Lo leíamos al borde del cónclave, el 4 de mayo, con la reproducción de una de sus homilías a modo de programa en ‘Aleteia’, órgano oficioso vaticano. El hombre está dominado por el pecado, siendo la Iglesia «una congregación de pecadores». Una visión radicalmente pesimista, de falso rigorismo, dado que al ser así las cosas, el creyente debe ver siempre en el sacerdote al instrumento de Dios por encima de sus pecados. Es lo que sirvió de eximente a la pedofilia. Además, un mundo solo de pecados invita a la huida.

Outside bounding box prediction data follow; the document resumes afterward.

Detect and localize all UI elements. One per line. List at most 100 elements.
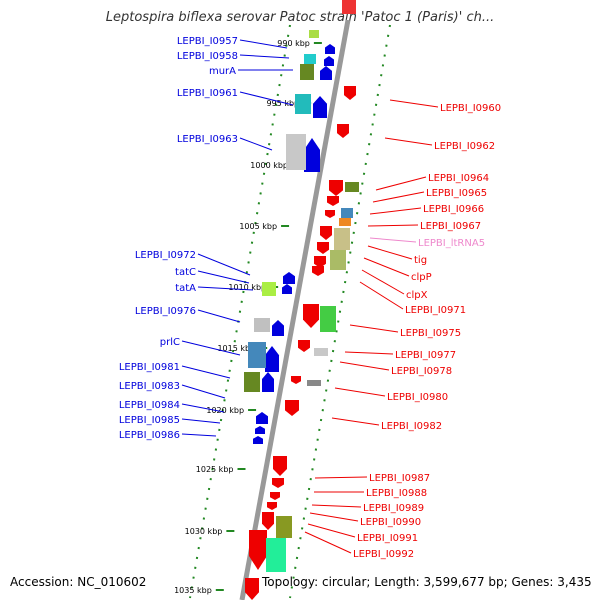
kbp-label: 1010 kbp: [228, 283, 266, 292]
kbp-label: 1015 kbp: [217, 344, 255, 353]
right-gene-label: LEPBI_I0980: [387, 392, 448, 403]
right-gene-label: LEPBI_I0964: [428, 173, 489, 184]
right-gene-label: LEPBI_ltRNA5: [418, 238, 485, 249]
right-gene-label: LEPBI_I0966: [423, 204, 484, 215]
left-gene-leader: [181, 340, 241, 356]
right-gene-leader: [375, 176, 427, 191]
feature-box: [320, 306, 336, 332]
right-gene-label: LEPBI_I0990: [360, 517, 421, 528]
forward-gene-arrow: [253, 436, 263, 444]
right-tick-track: [289, 24, 391, 599]
left-gene-label: LEPBI_I0983: [119, 381, 180, 392]
reverse-gene-arrow: [267, 502, 277, 510]
feature-box: [244, 372, 260, 392]
left-gene-leader: [181, 365, 231, 379]
forward-gene-arrow: [272, 320, 284, 336]
map-title: Leptospira biflexa serovar Patoc strain …: [105, 10, 495, 25]
right-gene-label: LEPBI_I0987: [369, 473, 430, 484]
right-gene-leader: [372, 191, 425, 203]
feature-box: [345, 182, 359, 192]
right-gene-label: LEPBI_I0975: [400, 328, 461, 339]
reverse-gene-arrow: [249, 530, 267, 570]
reverse-gene-arrow: [245, 578, 259, 600]
left-gene-leader: [197, 270, 250, 284]
right-gene-label: LEPBI_I0977: [395, 350, 456, 361]
kbp-label: 990 kbp: [277, 39, 310, 48]
left-gene-label: prlC: [160, 337, 180, 348]
left-gene-label: LEPBI_I0986: [119, 430, 180, 441]
right-gene-leader: [389, 99, 439, 108]
right-gene-leader: [304, 531, 352, 554]
feature-box: [334, 228, 350, 250]
left-gene-label: LEPBI_I0961: [177, 88, 238, 99]
reverse-gene-arrow: [291, 376, 301, 384]
right-gene-leader: [363, 257, 410, 277]
accession-text: Accession: NC_010602: [10, 575, 147, 589]
forward-gene-arrow: [320, 66, 332, 80]
reverse-gene-arrow: [344, 86, 356, 100]
left-gene-leader: [239, 91, 294, 106]
left-tick-track: [189, 24, 291, 599]
left-gene-label: LEPBI_I0984: [119, 400, 180, 411]
right-gene-leader: [349, 324, 399, 333]
forward-gene-arrow: [255, 426, 265, 434]
forward-gene-arrow: [325, 44, 335, 54]
feature-box: [309, 30, 319, 38]
left-gene-leader: [239, 39, 288, 49]
kbp-label: 1000 kbp: [250, 161, 288, 170]
forward-gene-arrow: [283, 272, 295, 284]
feature-box: [314, 348, 328, 356]
left-gene-label: tatC: [175, 267, 196, 278]
right-gene-leader: [339, 361, 390, 371]
right-gene-leader: [361, 269, 405, 295]
left-gene-label: LEPBI_I0963: [177, 134, 238, 145]
feature-box: [254, 318, 270, 332]
kbp-label: 995 kbp: [267, 99, 300, 108]
right-gene-label: LEPBI_I0982: [381, 421, 442, 432]
left-gene-label: LEPBI_I0957: [177, 36, 238, 47]
reverse-gene-arrow: [270, 492, 280, 500]
right-gene-leader: [331, 417, 380, 426]
feature-box: [266, 538, 286, 572]
reverse-gene-arrow: [320, 226, 332, 240]
left-gene-label: murA: [209, 66, 236, 77]
feature-box: [286, 134, 306, 170]
left-gene-leader: [239, 54, 290, 59]
right-gene-label: LEPBI_I0978: [391, 366, 452, 377]
left-gene-leader: [181, 433, 217, 437]
genome-backbone: [239, 19, 351, 600]
left-gene-leader: [181, 384, 226, 399]
kbp-label: 1005 kbp: [239, 222, 277, 231]
feature-box: [300, 64, 314, 80]
right-gene-leader: [309, 512, 359, 522]
right-gene-label: LEPBI_I0992: [353, 549, 414, 560]
feature-box: [262, 282, 276, 296]
left-gene-label: tatA: [175, 283, 196, 294]
right-gene-leader: [334, 387, 386, 397]
summary-text: Topology: circular; Length: 3,599,677 bp…: [262, 575, 592, 589]
reverse-gene-arrow: [285, 400, 299, 416]
feature-box: [341, 208, 353, 218]
kbp-label: 1030 kbp: [185, 527, 223, 536]
kbp-label: 1020 kbp: [206, 406, 244, 415]
kbp-label: 1025 kbp: [196, 465, 234, 474]
backbone-end-marker: [342, 0, 356, 14]
reverse-gene-arrow: [273, 456, 287, 476]
right-gene-label: clpP: [411, 272, 432, 283]
left-gene-label: LEPBI_I0985: [119, 415, 180, 426]
feature-box: [330, 250, 346, 270]
right-gene-leader: [344, 351, 394, 355]
right-gene-label: LEPBI_I0971: [405, 305, 466, 316]
right-gene-leader: [369, 237, 417, 243]
right-gene-label: LEPBI_I0991: [357, 533, 418, 544]
reverse-gene-arrow: [325, 210, 335, 218]
reverse-gene-arrow: [312, 266, 324, 276]
right-gene-label: LEPBI_I0965: [426, 188, 487, 199]
right-gene-label: clpX: [406, 290, 428, 301]
reverse-gene-arrow: [303, 304, 319, 328]
forward-gene-arrow: [282, 284, 292, 294]
left-gene-leader: [197, 253, 251, 276]
reverse-gene-arrow: [329, 180, 343, 196]
feature-box: [304, 54, 316, 64]
right-gene-leader: [307, 523, 356, 538]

Frente a la Caída, la Cruz, no solo «inmenso amor de Dios». En la Cruz tuvo lugar el sacrificio de Dios por el hombre, supuesto de la libertad de este. A partir de ahí, la fórmula de Erasmo en ‘De libero arbitrio’ marca el camino: con el auxilio de la gracia, para algo es creyente, el hombre puede elegir entre el bien y el mal. Pero esa libertad no es una barra libre, sino el supuesto de la responsabilidad y de la moral. La omnipotencia divina no puede servir de coartada para derivas criminales del creyente (y del sacerdote) ni para cerrar los ojos ante la exigencia de que la Iglesia responda a los retos que la sociedad actual le plantea. Retos, no solo palabras. Lo vio ya Juan XXIII.